И опять она попыталась представить себе дочь. Похожа она на нее, только моложе? Унаследовала ли какие-то черты характера? Ее симпатии и антипатии? Вероника мало знала, как воспитание влияет на природу, но предполагала, что Беа хоть в чем-то будет походить на нее. Больше половины жизни Вероника работала официанткой; если не считать пирогов, неизвестно, в чем еще она могла бы преуспеть, а что ей не по плечу. Она не играла в теннис и к математическим гениям не относилась, но много читала, каждый вечер могла смотреть кино и очень любила путешествовать. Боже, завтра она до смерти утомит Беа своей личностью.

– Завтра вечером? Я приду домой часов в шесть или в семь. Я могу приготовить ужин или, если ты уже поешь, испеку пирог.

Беа несколько секунд молчала.

– Меня пригласили на ранний ужин, но, думаю, к восьми часам он закончится, если это подходит.

– Стало быть, завтра в восемь.

Вот так. Ее малышка, которую октябрьской ночью она держала у своей груди меньше двух минут, завтра постучит в ее дверь.

Глава 12Джемма

В дверь ее номера в «Трех капитанах» постучали, и Джемма вздрогнула. Оторвалась от ноутбука, стоявшего на столике у окна, сквозь которое лился утренний солнечный свет, и взглянула на часы: начало десятого. Она работала с того момента, как поднялась два часа назад, и даже не спустилась к завтраку, но материал продвигался хорошо. Первые несколько абзацев своей статьи о «Доме надежды» – история, немного прошлой и нынешней статистики – она закончила, подойдя к длинной средней части – рассказам бывших подопечных, теперешних обитательниц. Подлинным судьбам.

Направляясь к двери, Джемма подняла руки над головой и потянулась. В коридоре стояла Беа Крейн с таким видом, будто сейчас взорвется.

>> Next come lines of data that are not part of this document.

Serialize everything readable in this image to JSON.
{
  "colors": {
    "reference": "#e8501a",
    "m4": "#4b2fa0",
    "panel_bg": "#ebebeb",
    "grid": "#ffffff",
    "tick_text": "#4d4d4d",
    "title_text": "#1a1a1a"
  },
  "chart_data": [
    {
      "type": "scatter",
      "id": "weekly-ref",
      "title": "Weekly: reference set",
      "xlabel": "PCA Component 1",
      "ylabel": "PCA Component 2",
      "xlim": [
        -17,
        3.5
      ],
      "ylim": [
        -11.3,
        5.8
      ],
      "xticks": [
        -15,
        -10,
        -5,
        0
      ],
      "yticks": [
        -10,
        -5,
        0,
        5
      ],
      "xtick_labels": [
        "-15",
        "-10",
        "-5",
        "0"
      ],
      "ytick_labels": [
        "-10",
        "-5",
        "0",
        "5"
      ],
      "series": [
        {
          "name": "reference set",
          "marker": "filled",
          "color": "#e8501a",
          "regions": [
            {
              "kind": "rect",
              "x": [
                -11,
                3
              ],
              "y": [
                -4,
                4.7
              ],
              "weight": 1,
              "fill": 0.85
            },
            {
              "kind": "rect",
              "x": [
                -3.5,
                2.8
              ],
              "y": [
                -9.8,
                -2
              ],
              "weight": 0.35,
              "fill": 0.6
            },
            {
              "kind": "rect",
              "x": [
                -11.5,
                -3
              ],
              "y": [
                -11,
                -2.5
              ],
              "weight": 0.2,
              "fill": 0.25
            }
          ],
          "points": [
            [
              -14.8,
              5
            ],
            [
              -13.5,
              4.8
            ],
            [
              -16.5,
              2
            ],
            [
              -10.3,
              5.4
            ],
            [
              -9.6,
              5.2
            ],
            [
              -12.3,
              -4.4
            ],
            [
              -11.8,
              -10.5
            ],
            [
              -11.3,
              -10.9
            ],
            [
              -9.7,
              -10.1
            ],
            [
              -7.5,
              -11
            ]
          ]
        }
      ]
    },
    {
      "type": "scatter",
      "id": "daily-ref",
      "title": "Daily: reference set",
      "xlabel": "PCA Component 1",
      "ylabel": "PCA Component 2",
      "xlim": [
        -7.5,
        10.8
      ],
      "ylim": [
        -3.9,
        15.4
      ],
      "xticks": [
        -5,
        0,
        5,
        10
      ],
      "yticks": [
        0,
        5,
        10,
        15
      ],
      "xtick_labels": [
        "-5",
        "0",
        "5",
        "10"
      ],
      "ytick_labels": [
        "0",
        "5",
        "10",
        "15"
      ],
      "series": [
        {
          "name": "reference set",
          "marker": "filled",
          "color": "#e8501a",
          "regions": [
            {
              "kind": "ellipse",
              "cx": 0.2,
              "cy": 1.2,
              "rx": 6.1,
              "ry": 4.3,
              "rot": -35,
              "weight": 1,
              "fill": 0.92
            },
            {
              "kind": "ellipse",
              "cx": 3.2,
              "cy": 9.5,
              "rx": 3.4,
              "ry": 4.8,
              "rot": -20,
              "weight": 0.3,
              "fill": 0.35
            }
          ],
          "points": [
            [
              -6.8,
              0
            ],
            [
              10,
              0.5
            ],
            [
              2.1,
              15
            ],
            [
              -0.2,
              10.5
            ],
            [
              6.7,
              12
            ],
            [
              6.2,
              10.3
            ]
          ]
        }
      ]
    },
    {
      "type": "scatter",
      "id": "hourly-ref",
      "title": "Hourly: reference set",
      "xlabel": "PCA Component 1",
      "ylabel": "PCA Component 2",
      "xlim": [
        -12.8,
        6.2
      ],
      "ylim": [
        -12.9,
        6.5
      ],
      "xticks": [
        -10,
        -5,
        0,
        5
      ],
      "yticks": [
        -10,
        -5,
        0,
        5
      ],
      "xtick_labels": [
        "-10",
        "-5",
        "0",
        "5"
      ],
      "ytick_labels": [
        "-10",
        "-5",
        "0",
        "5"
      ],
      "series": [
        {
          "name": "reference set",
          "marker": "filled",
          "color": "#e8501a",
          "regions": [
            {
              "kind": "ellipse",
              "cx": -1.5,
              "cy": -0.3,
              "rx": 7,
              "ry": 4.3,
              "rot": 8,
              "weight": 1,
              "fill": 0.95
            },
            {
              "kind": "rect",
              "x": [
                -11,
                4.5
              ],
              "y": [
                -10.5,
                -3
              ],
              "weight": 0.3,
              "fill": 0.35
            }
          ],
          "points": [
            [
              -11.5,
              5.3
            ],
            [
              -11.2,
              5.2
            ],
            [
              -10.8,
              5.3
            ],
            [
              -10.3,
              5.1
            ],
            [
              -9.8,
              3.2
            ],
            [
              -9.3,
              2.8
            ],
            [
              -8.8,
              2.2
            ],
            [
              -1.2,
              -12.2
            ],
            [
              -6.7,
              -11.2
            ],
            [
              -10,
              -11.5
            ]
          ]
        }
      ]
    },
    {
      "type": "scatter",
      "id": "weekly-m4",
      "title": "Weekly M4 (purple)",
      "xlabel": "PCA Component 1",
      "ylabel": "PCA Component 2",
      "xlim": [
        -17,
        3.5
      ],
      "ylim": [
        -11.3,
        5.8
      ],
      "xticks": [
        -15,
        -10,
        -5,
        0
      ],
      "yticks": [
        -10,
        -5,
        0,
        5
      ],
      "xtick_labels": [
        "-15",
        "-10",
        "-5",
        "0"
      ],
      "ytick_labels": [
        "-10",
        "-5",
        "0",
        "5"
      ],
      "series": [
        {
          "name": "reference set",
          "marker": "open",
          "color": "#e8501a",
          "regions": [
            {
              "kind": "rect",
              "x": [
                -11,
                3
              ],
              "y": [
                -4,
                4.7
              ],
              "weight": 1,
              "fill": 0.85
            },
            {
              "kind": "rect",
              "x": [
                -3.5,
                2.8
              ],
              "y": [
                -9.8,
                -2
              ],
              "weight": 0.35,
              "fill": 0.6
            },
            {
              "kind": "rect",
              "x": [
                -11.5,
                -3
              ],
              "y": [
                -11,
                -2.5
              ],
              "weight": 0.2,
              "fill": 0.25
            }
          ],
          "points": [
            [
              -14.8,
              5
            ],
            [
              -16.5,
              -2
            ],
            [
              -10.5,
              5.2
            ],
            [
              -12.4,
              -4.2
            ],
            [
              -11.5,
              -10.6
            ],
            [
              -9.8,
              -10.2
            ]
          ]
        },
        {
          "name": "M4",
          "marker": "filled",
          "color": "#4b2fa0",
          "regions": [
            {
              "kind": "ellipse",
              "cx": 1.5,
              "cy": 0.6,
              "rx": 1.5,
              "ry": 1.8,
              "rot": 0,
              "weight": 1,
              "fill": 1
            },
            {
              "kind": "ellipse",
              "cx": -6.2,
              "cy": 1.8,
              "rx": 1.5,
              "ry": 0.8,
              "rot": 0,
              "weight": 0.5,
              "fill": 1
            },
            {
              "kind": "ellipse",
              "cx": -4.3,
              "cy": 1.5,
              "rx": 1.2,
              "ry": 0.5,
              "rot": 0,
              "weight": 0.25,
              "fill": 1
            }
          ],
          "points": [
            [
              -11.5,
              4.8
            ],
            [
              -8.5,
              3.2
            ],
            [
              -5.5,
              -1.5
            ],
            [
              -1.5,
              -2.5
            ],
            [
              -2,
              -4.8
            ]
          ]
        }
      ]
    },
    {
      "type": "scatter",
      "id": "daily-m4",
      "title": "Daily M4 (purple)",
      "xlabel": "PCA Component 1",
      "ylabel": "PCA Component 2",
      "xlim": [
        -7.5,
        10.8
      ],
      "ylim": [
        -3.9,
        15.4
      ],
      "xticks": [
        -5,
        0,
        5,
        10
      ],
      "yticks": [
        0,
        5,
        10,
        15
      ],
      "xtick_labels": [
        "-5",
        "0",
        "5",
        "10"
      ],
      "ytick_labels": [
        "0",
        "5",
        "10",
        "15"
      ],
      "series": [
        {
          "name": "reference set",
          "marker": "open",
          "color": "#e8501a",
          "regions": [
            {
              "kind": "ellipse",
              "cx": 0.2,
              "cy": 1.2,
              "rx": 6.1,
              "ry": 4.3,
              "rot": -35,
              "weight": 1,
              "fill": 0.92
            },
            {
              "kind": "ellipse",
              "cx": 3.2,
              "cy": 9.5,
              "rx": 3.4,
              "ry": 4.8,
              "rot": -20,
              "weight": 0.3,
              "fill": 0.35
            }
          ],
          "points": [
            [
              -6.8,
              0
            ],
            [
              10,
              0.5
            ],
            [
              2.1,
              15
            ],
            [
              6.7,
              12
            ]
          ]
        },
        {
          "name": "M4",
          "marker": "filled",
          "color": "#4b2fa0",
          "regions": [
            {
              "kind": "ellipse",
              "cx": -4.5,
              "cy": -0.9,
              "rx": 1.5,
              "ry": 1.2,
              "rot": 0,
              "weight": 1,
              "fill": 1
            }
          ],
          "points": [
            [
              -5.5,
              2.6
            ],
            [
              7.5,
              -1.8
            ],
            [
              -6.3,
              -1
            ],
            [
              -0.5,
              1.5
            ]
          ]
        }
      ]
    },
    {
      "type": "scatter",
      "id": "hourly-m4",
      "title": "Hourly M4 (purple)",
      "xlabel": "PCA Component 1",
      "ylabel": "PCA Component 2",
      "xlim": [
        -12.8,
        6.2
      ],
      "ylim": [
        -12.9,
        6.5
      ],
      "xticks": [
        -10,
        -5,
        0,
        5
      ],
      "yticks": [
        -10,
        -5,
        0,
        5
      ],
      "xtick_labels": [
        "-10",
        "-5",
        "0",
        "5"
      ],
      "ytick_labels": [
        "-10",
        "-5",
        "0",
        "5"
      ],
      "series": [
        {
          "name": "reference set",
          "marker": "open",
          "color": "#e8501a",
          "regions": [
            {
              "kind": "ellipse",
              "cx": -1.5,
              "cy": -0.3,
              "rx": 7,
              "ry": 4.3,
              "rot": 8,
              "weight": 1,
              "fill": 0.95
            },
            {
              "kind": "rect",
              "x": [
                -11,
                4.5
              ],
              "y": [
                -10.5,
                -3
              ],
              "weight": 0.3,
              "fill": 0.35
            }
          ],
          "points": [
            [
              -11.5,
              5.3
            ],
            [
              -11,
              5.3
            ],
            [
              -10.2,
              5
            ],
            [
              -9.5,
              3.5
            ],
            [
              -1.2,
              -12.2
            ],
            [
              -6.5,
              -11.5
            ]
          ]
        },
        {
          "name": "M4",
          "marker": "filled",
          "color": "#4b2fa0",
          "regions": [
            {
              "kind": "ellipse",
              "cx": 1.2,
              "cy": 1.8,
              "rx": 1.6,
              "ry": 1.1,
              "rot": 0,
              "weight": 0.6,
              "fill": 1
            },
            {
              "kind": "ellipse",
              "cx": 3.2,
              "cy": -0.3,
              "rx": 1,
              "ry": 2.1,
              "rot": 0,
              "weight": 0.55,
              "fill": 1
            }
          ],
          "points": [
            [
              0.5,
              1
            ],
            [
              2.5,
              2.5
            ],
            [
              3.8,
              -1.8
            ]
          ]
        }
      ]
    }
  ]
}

– Я это сделала, – сказала девушка. – Я позвонила своей биологической матери вчера вечером. Сегодня мы встречаемся у нее дома. Меня трясет.

Джемма стиснула ладонь Беа. Девушка выглядела совсем юной – светлые волосы собраны в хвост, на миловидном лице никакой косметики.

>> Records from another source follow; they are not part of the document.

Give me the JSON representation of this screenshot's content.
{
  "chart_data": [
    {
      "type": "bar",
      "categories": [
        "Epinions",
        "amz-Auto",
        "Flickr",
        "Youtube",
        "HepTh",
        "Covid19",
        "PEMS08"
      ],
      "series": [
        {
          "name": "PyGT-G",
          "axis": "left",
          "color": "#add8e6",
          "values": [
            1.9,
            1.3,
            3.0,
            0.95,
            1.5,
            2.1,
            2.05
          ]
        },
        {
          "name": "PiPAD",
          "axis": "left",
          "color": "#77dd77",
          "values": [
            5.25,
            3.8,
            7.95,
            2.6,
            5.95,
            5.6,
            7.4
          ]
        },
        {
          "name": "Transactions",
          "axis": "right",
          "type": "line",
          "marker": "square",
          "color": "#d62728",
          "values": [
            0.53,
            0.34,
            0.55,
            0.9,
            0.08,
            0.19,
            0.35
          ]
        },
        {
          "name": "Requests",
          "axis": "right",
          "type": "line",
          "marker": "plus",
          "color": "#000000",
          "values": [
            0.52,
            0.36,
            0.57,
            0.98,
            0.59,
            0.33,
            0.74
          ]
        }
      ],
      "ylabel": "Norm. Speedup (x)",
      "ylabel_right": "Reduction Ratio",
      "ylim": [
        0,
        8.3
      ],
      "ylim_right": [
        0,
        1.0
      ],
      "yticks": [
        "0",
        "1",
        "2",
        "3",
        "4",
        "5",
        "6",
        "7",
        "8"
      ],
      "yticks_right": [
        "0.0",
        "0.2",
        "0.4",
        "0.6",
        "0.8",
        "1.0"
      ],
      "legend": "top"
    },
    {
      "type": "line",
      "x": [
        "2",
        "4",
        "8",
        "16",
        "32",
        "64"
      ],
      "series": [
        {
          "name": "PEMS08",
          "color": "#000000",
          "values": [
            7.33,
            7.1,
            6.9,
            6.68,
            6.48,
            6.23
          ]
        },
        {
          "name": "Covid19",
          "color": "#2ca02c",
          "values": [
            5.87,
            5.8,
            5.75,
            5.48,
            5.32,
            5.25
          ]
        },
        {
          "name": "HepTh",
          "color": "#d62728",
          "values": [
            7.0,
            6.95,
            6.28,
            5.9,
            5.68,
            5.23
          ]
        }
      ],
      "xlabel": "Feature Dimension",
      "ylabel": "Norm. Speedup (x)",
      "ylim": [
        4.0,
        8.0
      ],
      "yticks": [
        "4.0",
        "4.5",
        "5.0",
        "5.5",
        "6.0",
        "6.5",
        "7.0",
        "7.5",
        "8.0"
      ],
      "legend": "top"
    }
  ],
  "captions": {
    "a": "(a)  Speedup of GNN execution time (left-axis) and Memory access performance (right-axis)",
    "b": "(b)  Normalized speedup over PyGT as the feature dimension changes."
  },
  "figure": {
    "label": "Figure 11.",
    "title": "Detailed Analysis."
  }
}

– Как прошел разговор? О боже… я, наверное, кажусь назойливой журналисткой. Я спрашиваю как подруга. Помни, тебе достаточно сказать, что это не для печати, и все твои слова останутся между нами.

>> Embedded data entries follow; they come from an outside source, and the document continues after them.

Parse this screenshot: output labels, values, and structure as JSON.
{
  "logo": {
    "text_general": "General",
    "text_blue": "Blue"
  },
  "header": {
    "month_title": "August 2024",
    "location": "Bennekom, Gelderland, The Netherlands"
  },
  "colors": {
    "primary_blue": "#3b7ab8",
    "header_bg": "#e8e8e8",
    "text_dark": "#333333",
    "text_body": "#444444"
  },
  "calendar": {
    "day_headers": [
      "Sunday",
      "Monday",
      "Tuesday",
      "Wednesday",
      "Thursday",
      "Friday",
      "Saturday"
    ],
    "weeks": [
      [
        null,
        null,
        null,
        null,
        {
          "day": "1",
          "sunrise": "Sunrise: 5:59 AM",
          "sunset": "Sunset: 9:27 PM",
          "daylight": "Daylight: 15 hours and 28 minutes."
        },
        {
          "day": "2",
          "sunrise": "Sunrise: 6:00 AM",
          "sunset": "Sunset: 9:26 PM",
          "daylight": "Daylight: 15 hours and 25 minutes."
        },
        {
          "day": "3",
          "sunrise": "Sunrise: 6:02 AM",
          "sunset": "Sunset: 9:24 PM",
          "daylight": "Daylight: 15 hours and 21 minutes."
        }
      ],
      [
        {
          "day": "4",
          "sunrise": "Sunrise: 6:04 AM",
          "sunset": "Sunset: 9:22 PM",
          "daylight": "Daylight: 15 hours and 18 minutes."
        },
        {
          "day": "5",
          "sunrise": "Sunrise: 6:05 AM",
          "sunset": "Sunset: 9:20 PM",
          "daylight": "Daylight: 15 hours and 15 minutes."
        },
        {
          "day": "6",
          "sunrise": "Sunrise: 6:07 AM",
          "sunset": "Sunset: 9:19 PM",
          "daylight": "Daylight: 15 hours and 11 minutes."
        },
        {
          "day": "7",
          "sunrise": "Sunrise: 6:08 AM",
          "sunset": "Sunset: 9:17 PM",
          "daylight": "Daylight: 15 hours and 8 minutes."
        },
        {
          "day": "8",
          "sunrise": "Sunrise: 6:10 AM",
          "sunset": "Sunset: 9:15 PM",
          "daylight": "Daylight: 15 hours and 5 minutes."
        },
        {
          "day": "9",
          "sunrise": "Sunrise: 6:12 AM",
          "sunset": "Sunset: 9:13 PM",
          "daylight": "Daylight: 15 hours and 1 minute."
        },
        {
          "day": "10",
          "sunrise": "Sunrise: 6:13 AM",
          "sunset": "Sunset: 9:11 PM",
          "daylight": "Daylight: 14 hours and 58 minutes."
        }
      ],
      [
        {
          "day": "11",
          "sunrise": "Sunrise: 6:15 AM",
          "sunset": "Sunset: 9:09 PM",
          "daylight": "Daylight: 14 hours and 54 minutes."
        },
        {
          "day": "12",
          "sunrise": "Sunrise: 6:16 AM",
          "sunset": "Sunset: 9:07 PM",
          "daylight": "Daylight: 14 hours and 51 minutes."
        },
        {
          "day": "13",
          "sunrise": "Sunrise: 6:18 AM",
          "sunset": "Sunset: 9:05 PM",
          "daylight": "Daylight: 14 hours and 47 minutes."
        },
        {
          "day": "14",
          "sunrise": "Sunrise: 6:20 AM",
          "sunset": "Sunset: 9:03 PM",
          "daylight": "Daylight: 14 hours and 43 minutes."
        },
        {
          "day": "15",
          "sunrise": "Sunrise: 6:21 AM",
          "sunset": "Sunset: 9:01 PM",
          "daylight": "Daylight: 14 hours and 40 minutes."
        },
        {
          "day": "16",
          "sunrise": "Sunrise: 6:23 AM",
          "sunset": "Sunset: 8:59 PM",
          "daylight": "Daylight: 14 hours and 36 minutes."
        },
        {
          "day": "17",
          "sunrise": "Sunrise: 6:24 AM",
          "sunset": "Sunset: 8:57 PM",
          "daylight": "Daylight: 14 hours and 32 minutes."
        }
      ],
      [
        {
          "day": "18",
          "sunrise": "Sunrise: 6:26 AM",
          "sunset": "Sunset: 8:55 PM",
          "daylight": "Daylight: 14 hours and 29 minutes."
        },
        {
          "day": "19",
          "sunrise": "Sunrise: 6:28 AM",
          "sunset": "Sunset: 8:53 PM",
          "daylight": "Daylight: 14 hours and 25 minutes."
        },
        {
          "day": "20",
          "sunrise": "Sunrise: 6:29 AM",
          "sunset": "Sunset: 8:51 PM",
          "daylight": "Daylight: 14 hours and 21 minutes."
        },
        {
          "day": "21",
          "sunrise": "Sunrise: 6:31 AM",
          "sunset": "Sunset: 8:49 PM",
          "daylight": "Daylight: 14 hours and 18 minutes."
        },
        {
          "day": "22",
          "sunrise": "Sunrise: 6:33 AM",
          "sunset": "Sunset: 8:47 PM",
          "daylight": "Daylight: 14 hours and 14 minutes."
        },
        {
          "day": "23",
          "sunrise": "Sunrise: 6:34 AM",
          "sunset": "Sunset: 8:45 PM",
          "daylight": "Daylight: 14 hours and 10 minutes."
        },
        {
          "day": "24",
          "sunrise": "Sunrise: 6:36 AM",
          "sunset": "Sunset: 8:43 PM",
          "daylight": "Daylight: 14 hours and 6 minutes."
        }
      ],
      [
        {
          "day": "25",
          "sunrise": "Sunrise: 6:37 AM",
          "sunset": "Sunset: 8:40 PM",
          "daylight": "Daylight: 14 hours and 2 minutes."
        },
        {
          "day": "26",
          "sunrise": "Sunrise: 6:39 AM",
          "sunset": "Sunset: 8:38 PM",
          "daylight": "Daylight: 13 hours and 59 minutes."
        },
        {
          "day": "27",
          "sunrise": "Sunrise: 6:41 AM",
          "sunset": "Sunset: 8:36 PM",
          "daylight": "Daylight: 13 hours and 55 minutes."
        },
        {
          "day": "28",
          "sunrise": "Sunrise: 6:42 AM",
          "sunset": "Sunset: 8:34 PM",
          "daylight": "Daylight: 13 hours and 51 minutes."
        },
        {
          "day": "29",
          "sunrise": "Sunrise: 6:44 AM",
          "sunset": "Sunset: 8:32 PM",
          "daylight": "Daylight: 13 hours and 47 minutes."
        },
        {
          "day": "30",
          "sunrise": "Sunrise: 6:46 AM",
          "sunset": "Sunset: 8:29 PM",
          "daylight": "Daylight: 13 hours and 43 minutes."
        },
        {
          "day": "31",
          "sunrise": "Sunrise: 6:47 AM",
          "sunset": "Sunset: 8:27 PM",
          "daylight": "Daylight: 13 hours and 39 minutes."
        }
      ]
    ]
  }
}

– Используй для своей статьи, что хочешь, – ответила Беа. – Кроме имени Вероники, конечно. Хотя, насколько я понимаю, она была бы рада поделиться с тобой своим мнением.

– Было бы здорово, если бы она согласилась, – проговорила Джемма. – Естественно, я не жду, что ты придешь к ней домой и скажешь: «Приятно с вами познакомиться. Не хотите повторить все это для журналистки, которая пишет статью про “Дом надежды”?»

Беа улыбнулась.

– Так я, конечно, не поступлю. Но подниму эту тему. Она должна знать, что я рассказываю о ней репортеру, даже если ее имя и не упоминается.